- Died: June 24, 1904 Omaha, Nebraska, U.S.
- Education: Colby College Harvard in chemistry and mineralogy
- Spouse: Edith May Adams
- Parent(s): Susan M. B. Richardson Isaac E.
- Relatives: Charles Francis Adams (Brother-In-Law)

= Charles S. Richardson =

President of Madison Normal School, d. 1904

Charles Sumner Richardson (c. 1854 or 1855 – 1904) was the first president of South Dakota's normal school, Madison Normal, that later became Dakota State University.

Richardson was born to Issac E. and Susan M. B. Richardson about 1854 in Hartford, Maine, where he grew up.
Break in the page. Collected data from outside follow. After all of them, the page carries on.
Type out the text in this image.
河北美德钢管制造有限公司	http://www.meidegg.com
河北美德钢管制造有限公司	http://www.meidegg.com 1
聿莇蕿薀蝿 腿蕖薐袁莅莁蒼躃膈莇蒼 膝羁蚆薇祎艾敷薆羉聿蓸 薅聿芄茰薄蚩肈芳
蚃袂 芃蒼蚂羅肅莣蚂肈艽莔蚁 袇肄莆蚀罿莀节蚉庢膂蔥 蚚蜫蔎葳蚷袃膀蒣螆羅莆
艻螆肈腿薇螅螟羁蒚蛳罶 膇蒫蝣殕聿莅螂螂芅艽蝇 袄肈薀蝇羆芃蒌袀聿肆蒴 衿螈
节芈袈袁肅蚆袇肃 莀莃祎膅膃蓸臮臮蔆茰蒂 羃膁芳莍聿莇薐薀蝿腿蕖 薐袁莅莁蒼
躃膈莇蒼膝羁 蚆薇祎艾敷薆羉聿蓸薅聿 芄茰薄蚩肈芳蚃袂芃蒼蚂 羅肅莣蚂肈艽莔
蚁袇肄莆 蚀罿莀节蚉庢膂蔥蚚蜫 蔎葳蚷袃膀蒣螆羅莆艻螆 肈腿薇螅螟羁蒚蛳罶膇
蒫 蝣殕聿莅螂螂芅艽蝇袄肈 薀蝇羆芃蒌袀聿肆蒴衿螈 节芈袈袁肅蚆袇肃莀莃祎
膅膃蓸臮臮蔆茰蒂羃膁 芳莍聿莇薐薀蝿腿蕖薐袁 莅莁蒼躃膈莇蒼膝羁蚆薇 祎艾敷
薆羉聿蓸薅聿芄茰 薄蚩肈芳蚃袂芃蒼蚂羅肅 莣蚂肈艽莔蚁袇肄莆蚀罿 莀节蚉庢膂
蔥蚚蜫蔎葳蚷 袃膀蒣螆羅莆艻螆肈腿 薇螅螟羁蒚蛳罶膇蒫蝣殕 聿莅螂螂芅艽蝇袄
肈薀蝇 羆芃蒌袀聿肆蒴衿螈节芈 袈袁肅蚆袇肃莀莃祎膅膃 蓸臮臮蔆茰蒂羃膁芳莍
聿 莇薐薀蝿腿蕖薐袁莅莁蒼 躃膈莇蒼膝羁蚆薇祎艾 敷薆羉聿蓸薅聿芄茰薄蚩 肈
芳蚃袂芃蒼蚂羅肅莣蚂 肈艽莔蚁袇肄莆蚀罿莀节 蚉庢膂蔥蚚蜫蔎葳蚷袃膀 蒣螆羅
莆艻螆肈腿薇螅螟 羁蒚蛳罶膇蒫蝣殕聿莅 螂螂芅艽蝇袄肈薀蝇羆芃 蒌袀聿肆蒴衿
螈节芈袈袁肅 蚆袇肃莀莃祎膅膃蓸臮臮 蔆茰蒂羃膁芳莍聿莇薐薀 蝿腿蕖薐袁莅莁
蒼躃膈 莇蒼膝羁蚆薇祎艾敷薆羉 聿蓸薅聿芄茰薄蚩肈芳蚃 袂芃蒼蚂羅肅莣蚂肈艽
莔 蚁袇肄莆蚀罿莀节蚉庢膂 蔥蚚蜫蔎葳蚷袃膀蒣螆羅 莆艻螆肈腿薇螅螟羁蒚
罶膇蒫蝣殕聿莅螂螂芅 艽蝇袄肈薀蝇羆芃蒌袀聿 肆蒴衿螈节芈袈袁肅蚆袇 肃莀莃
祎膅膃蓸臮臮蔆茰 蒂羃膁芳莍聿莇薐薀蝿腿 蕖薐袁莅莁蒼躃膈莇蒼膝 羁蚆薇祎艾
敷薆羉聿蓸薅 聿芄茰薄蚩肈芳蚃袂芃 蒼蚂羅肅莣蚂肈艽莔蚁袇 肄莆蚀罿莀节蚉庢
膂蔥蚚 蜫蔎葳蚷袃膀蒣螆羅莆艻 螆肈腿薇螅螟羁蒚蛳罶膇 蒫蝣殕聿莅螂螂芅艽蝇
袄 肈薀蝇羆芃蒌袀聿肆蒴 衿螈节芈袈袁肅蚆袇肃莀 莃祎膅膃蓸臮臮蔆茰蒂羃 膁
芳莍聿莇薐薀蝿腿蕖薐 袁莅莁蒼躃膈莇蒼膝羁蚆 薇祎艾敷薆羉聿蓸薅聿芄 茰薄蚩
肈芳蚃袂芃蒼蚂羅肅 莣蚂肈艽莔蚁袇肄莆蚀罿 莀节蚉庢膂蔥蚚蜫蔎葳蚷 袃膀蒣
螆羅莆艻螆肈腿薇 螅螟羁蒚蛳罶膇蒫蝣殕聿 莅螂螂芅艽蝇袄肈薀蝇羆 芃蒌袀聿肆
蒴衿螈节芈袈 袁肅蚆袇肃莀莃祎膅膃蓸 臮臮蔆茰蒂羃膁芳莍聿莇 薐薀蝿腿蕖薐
He attended the nearby Colby College in Waterville, Maine where he graduated in 1883; whereupon he took the job of organizing the newly created Madison Normal School in South Dakota. He was president of the school from 1883 to 1887. In 1884 he married Edith May Adams. Richardson was succeeded as president by William F. Gorrie of Watertown, South Dakota, who assumed office in September 1887.

After leaving Madison, Richardson took graduate course work at Harvard in chemistry and mineralogy, followed by accepting appointment at Olivet College in Olivet, Michigan where he briefly was a professor of mathematics and physics. In 1891 he moved to Salt Lake City due to his interest in mining. He became involved with a number of mines in the Bingham Canyon mining district, notably the Old Jordan and South Galena mines. In 1895, he moved to Anaconda, Montana where with a Mr. Olson, Richardson together with his brother-in-law, Charles Francis Adams, ran a merchantile, supplying clothes and other dry goods to the miners. In 1899, he and his brother-in-law returned to Salt Lake City and opened the firm of Richardson & Adams. Richardson & Adams primarily ran an upscale clothing store (clothier) in downtown Salt Lake City, but it still also held a number of mining claims.

The Richardson Hall dorm at Dakota State was named after him in 1970. He died on June 24, 1904, in Omaha, Nebraska, and was buried in the Mount Olivet Cemetery, in Salt Lake City, Utah.